Effettivamente, abbiamo già discusso quanto sia cruciale l’esperienza utente per gli agenti. E chiaramente gli agenti devono essere in grado di trasmettere rapidamente le loro risposte quando lavorano con altri agenti. Ma cosa dire dell’interfaccia utente generativa e della presenza umana nel loro applicativo?
Cominciamo con la presenza umana; un’altra area di ampio accordo. Mentre Salesforce e altri parlano a gran voce dell’automazione, è sempre basata sulla necessità di poter riportare un essere umano al centro quando necessario. Abbiamo imparato questa lezione anche a Clockwise e abbiamo costruito la nostra esperienza di agente di pianificazione intorno a un concetto fondamentale di essere in grado di tornare a verificare con l’utente con un set di opzioni di pianificazione proposte. Quando si fa un lavoro complesso, è incredibile raggiungere l’automazione completa, ma inizia sulla base di coinvolgere l’utente e mantenerlo nel ciclo. Qualsiasi standard deve essere costruito intorno alla capacità opzionale di verificare e confermare con l’utente prima di procedere e, alla fine, consentire l’automazione completa quando la fiducia è sufficientemente alta.

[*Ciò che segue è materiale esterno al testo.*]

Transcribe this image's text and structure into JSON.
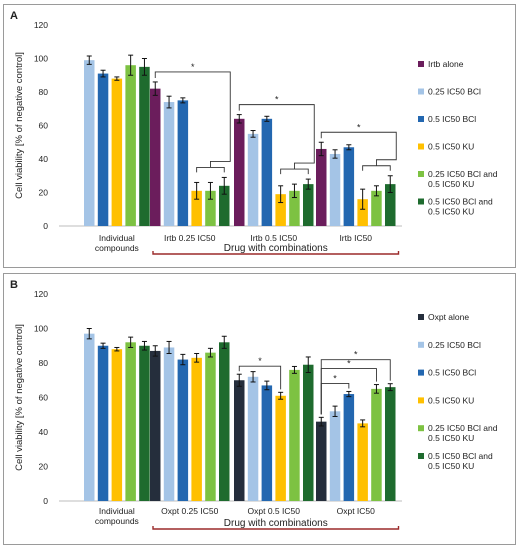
{
  "chart_data": [
    {
      "type": "bar",
      "panel_label": "A",
      "ylabel": "Cell viability [% of negative control]",
      "ylim": [
        0,
        120
      ],
      "yticks": [
        0,
        20,
        40,
        60,
        80,
        100,
        120
      ],
      "grid": false,
      "legend_position": "right",
      "bracket_label": "Drug with combinations",
      "groups": [
        {
          "label": "Individual\ncompounds",
          "lines": [
            "Individual",
            "compounds"
          ]
        },
        {
          "label": "Irtb 0.25 IC50",
          "lines": [
            "Irtb 0.25 IC50"
          ]
        },
        {
          "label": "Irtb 0.5 IC50",
          "lines": [
            "Irtb 0.5 IC50"
          ]
        },
        {
          "label": "Irtb IC50",
          "lines": [
            "Irtb IC50"
          ]
        }
      ],
      "series": [
        {
          "name": "Irtb alone",
          "color": "#6b1d5c",
          "values": [
            null,
            82,
            64,
            46
          ],
          "errors": [
            null,
            4,
            2.5,
            4
          ]
        },
        {
          "name": "0.25 IC50 BCl",
          "color": "#a4c4e6",
          "values": [
            99,
            74,
            55,
            43
          ],
          "errors": [
            2.5,
            3.5,
            2,
            2.5
          ]
        },
        {
          "name": "0.5 IC50 BCl",
          "color": "#2367b0",
          "values": [
            91,
            75,
            64,
            47
          ],
          "errors": [
            2,
            1.5,
            1.5,
            1.5
          ]
        },
        {
          "name": "0.5 IC50 KU",
          "color": "#ffc000",
          "values": [
            88,
            21,
            19,
            16
          ],
          "errors": [
            1,
            5,
            5,
            6
          ]
        },
        {
          "name": "0.25 IC50 BCl and 0.5 IC50 KU",
          "color": "#7dc242",
          "values": [
            96,
            21,
            21,
            21
          ],
          "errors": [
            6,
            5,
            4,
            3
          ]
        },
        {
          "name": "0.5 IC50 BCl and 0.5 IC50 KU",
          "color": "#1e6b2e",
          "values": [
            95,
            24,
            25,
            25
          ],
          "errors": [
            5,
            5,
            3,
            5
          ]
        }
      ],
      "legend_entries": [
        {
          "lines": [
            "Irtb alone"
          ],
          "color": "#6b1d5c"
        },
        {
          "lines": [
            "0.25 IC50 BCl"
          ],
          "color": "#a4c4e6"
        },
        {
          "lines": [
            "0.5 IC50 BCl"
          ],
          "color": "#2367b0"
        },
        {
          "lines": [
            "0.5 IC50 KU"
          ],
          "color": "#ffc000"
        },
        {
          "lines": [
            "0.25 IC50 BCl and",
            "0.5 IC50 KU"
          ],
          "color": "#7dc242"
        },
        {
          "lines": [
            "0.5 IC50 BCl and",
            "0.5 IC50 KU"
          ],
          "color": "#1e6b2e"
        }
      ],
      "annotations": [
        {
          "text": "*",
          "group": 1,
          "type": "bracket",
          "from_series": 0,
          "to_series": [
            3,
            5
          ]
        },
        {
          "text": "*",
          "group": 2,
          "type": "bracket",
          "from_series": 0,
          "to_series": [
            3,
            5
          ]
        },
        {
          "text": "*",
          "group": 3,
          "type": "bracket",
          "from_series": 0,
          "to_series": [
            3,
            5
          ]
        }
      ]
    },
    {
      "type": "bar",
      "panel_label": "B",
      "ylabel": "Cell viability [% of negative control]",
      "ylim": [
        0,
        120
      ],
      "yticks": [
        0,
        20,
        40,
        60,
        80,
        100,
        120
      ],
      "grid": false,
      "legend_position": "right",
      "bracket_label": "Drug with combinations",
      "groups": [
        {
          "label": "Individual\ncompounds",
          "lines": [
            "Individual",
            "compounds"
          ]
        },
        {
          "label": "Oxpt 0.25 IC50",
          "lines": [
            "Oxpt 0.25 IC50"
          ]
        },
        {
          "label": "Oxpt 0.5 IC50",
          "lines": [
            "Oxpt 0.5 IC50"
          ]
        },
        {
          "label": "Oxpt IC50",
          "lines": [
            "Oxpt IC50"
          ]
        }
      ],
      "series": [
        {
          "name": "Oxpt alone",
          "color": "#252e3c",
          "values": [
            null,
            87,
            70,
            46
          ],
          "errors": [
            null,
            3,
            3.5,
            2.5
          ]
        },
        {
          "name": "0.25 IC50 BCl",
          "color": "#a4c4e6",
          "values": [
            97,
            89,
            72,
            52
          ],
          "errors": [
            3,
            3.5,
            3,
            3
          ]
        },
        {
          "name": "0.5 IC50 BCl",
          "color": "#2367b0",
          "values": [
            90,
            82,
            67,
            62
          ],
          "errors": [
            1.5,
            3,
            2.5,
            1.5
          ]
        },
        {
          "name": "0.5 IC50 KU",
          "color": "#ffc000",
          "values": [
            88,
            83,
            61,
            45
          ],
          "errors": [
            1,
            2.5,
            2,
            2
          ]
        },
        {
          "name": "0.25 IC50 BCl and 0.5 IC50 KU",
          "color": "#7dc242",
          "values": [
            92,
            86,
            76,
            65
          ],
          "errors": [
            3,
            2.5,
            2,
            2.5
          ]
        },
        {
          "name": "0.5 IC50 BCl and 0.5 IC50 KU",
          "color": "#1e6b2e",
          "values": [
            90,
            92,
            79,
            66
          ],
          "errors": [
            2.5,
            3.5,
            4.5,
            2
          ]
        }
      ],
      "legend_entries": [
        {
          "lines": [
            "Oxpt alone"
          ],
          "color": "#252e3c"
        },
        {
          "lines": [
            "0.25 IC50 BCl"
          ],
          "color": "#a4c4e6"
        },
        {
          "lines": [
            "0.5 IC50 BCl"
          ],
          "color": "#2367b0"
        },
        {
          "lines": [
            "0.5 IC50 KU"
          ],
          "color": "#ffc000"
        },
        {
          "lines": [
            "0.25 IC50 BCl and",
            "0.5 IC50 KU"
          ],
          "color": "#7dc242"
        },
        {
          "lines": [
            "0.5 IC50 BCl and",
            "0.5 IC50 KU"
          ],
          "color": "#1e6b2e"
        }
      ],
      "annotations": [
        {
          "text": "*",
          "group": 2,
          "type": "bracket",
          "from_series": 0,
          "to_series": [
            3,
            3
          ]
        },
        {
          "text": "*",
          "group": 3,
          "type": "bracket",
          "from_series": 0,
          "to_series": [
            2,
            2
          ]
        },
        {
          "text": "*",
          "group": 3,
          "type": "bracket",
          "from_series": 0,
          "to_series": [
            4,
            4
          ]
        },
        {
          "text": "*",
          "group": 3,
          "type": "bracket",
          "from_series": 0,
          "to_series": [
            5,
            5
          ]
        }
      ]
    }
  ]
}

E cosa dell’interfaccia utente generativa? Qui proporrei che ciò che è necessario non è necessariamente l’interfaccia utente generativa, ma l'”interfaccia utente nativa”. Ciò che è importante è che l’agente produca un’interfaccia utente nativa e controllata dal servizio/agente che risponde alla richiesta. Solo il servizio nativo avrà il contesto e la comprensione necessari per rendere un’interfaccia utente che si collega alla richiesta dell’agente. Che l’interfaccia utente sia resa utilizzando l’intelligenza artificiale generativa o un altro meccanismo non-AI è lasciato al servizio di risposta come dettaglio di implementazione. E quindi, pensiamo che lo standard aperto debba consentire al servizio di risposta di controllare e consegnare un’interfaccia utente nativa alla richiesta dell’agente.
Cosa viene dopo? Siamo entusiasti di continuare a esaminare cosa potrebbe essere un futuro multi-agente aperto. Abbiamo creato una bozza di qualcosa che chiamiamo Protocollo Multi-Agente Aperto (OMAP) e siamo entusiasti di continuare a spingere la conversazione in avanti. Non sarà lungo prima che ci siano interamente nuovi tipi di lavoro lì dove le persone usano agenti per fare lavori in modi potenti e fluidi. L’era della descrizione del lavoro dell’Orchestratore di Agenti è su di noi, e mentre Salesforce dipinge un percorso avvincente in avanti, avremo bisogno di un modo standard per gli agenti di interconnettersi oltre i confini.